Under conservative economic theory, small government is desirable, not as an end itself, but because it reduces regulatory roadblocks that inhibit the private sector. The stated results of the Republicans’ plan for Medicare and Medicaid imply that they have lost track of the practical goal the application of their theories is supposed to achieve. If the predicted results are accurate, it seems that Republicans either have unsuccessfully applied their theories or reframed small government as an end itself. Remedying the former may simply require more careful work on the part of policy makers and their economists and other advisors. The latter, however, requires a new theoretical justification.

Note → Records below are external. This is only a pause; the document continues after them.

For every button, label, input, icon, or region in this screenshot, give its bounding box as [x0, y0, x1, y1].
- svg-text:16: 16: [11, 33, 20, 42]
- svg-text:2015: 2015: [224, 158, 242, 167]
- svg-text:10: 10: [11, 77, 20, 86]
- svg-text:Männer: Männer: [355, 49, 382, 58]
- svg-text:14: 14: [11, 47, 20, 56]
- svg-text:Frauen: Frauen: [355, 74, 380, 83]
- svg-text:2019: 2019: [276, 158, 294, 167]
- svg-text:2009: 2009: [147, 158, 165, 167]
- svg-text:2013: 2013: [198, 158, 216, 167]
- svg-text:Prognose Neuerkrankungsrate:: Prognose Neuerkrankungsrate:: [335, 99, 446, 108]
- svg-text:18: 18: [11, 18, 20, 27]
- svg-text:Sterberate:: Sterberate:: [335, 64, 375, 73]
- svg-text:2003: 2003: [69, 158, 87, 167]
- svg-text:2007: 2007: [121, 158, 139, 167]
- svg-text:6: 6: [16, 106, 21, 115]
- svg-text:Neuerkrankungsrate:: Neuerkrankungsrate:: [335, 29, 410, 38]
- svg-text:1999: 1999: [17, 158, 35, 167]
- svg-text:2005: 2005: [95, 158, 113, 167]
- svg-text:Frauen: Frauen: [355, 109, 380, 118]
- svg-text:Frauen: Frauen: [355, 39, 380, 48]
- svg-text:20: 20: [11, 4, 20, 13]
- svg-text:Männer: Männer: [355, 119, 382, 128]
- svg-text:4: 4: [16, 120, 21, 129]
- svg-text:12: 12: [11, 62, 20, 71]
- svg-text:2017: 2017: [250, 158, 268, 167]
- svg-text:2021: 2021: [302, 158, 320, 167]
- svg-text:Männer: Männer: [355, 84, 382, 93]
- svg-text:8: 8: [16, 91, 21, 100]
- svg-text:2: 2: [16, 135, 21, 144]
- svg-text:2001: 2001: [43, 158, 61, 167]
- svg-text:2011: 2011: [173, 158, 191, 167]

One view, perhaps of an anarchist variety, is that the government is but another (albeit large and special) player in a market that does not distinguish between a public sector and a private one. Under that view, it may not be surprising that there are some goods and services that a traditionally “private” entity or group of entities can provide most efficiently, or that there are others that the entity known as “government” can provide most efficiently, and still others that some combination of the two can provide most efficiently. See, e.g., public-private partnerships. Looking at things in this way, the possibility that government, with its special access to virtually all individuals in the market, could provide the most cost-effective insurance program based on its economies of scale, may not be so surprising. This may not be the actual case here, but the stated results of the Republican plan to privatize services and shift them to the states– increased costs and decreased services– suggest it is a possibility.
If small government itself is a goal, detached from private-sector efficiency gains, for the new group of House Republicans, their “pro-business” stance appears much less principled.